🤖 AI Summary
Existing speech style recognition methods over-rely on linguistic modalities while underutilizing acoustic information, leading to suboptimal performance. To address this, we propose a serial-parallel dual-path fusion architecture: the serial path models temporal dependencies via an ASR+STYLE paradigm, while the parallel path enables cross-modal synchronous interaction through an Acoustic–Linguistic Similarity Module (ALSM). We further design a lightweight bimodal fusion network and adopt an end-to-end training strategy. Evaluated on an eight-class style recognition task, our method achieves a 30.3% absolute accuracy improvement over the OSUM baseline while reducing model parameters by 88.4%. The core contribution lies in the first integration of explicit temporal modeling with similarity-driven cross-modal interaction for speech style recognition—yielding significant gains in both accuracy and computational efficiency.
📝 Abstract
Speaking Style Recognition (SSR) identifies a speaker's speaking style characteristics from speech.

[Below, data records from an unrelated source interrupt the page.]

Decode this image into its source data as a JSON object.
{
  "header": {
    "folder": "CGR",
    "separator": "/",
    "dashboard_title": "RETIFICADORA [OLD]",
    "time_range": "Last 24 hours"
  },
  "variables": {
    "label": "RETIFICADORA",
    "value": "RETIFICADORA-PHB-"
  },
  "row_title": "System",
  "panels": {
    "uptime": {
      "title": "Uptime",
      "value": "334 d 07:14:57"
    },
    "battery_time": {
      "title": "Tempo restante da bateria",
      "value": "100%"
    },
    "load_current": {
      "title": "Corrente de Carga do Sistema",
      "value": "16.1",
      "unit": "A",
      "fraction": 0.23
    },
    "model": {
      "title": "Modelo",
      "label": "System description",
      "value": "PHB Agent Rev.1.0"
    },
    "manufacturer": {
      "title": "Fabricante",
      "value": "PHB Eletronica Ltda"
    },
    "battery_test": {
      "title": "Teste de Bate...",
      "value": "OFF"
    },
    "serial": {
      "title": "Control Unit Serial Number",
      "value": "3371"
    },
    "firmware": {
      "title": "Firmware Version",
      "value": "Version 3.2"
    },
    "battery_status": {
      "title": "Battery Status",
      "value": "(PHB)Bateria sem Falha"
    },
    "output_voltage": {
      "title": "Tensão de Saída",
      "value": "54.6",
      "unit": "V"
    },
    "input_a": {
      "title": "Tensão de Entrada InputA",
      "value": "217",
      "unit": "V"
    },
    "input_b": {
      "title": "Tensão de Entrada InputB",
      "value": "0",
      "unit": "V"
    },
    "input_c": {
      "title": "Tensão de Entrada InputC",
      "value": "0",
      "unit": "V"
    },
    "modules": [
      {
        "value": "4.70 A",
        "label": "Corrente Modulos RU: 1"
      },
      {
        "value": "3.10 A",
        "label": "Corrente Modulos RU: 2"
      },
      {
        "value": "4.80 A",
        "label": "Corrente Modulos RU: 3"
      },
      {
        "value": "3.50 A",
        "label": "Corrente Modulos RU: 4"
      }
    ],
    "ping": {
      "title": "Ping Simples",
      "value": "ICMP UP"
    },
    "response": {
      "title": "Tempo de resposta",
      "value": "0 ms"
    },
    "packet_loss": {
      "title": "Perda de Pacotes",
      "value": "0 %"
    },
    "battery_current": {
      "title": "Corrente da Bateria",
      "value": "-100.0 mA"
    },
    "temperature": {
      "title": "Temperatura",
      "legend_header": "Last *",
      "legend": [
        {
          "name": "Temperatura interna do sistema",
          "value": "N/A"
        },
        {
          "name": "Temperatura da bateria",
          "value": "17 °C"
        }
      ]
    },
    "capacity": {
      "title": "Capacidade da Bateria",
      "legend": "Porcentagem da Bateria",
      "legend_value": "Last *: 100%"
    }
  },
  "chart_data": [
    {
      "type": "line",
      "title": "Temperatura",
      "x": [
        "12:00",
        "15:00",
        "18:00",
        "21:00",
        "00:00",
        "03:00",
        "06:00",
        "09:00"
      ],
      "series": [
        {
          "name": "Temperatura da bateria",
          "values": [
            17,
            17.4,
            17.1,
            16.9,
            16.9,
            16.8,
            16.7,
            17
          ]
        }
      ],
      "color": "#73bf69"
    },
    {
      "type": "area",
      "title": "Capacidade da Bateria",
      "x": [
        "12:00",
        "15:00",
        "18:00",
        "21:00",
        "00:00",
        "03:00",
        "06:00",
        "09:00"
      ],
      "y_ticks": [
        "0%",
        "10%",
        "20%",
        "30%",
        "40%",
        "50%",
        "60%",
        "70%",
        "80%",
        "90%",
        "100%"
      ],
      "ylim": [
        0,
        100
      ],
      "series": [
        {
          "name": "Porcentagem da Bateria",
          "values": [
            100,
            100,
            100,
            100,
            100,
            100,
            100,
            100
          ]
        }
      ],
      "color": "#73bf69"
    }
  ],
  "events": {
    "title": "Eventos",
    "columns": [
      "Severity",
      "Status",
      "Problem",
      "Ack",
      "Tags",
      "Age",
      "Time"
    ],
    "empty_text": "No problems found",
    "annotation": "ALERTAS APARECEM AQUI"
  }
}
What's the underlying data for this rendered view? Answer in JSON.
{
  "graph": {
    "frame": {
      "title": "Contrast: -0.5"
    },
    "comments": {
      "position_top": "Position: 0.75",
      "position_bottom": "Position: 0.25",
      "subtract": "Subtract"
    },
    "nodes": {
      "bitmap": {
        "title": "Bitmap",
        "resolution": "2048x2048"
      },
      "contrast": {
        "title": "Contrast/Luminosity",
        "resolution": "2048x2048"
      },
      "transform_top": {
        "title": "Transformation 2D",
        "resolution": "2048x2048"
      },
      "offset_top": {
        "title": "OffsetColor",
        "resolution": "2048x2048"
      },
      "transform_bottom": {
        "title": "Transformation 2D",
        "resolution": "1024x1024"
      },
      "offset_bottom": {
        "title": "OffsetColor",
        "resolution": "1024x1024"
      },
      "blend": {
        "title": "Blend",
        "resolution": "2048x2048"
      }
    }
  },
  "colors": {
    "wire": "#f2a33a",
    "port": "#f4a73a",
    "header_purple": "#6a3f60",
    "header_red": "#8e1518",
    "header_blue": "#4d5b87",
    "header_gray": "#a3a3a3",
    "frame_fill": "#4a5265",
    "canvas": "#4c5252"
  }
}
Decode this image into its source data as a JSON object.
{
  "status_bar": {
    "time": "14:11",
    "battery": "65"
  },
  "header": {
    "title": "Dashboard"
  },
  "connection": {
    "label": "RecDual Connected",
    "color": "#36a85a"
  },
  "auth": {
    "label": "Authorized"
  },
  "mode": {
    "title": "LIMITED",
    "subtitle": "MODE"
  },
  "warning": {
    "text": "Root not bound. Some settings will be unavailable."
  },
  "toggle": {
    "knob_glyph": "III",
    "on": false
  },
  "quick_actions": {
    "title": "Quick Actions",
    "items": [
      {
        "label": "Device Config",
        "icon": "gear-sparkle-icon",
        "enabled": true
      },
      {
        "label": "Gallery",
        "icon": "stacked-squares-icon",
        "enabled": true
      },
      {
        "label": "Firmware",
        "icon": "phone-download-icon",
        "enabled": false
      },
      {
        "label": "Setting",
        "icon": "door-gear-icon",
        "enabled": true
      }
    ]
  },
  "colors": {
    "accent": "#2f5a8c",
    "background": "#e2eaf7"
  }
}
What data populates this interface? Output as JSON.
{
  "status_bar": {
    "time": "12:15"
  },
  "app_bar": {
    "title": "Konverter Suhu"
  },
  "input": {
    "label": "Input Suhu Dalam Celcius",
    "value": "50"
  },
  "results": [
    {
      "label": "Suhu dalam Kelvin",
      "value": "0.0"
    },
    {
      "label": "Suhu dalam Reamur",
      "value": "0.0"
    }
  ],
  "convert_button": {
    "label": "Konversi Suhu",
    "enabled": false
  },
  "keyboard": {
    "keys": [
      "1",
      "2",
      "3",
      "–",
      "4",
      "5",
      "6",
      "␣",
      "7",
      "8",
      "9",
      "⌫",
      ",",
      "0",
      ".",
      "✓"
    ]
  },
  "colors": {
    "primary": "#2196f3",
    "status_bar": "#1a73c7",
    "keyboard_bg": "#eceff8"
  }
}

Existing style recognition approaches primarily rely on linguistic information, with limited integration of acoustic information, which restricts recognition accuracy improvements. The fusion of acoustic and linguistic modalities offers significant potential to enhance recognition performance. In this paper, we propose a novel serial-parallel dual-path architecture for SSR that leverages acoustic-linguistic bimodal information. The serial path follows the ASR+STYLE serial paradigm, reflecting a sequential temporal dependency, while the parallel path integrates our designed Acoustic-Linguistic Similarity Module (ALSM) to facilitate cross-modal interaction with temporal simultaneity. Compared to the existing SSR baseline -- the OSUM model, our approach reduces parameter size by 88.4% and achieves a 30.3% improvement in SSR accuracy for eight styles on the test set.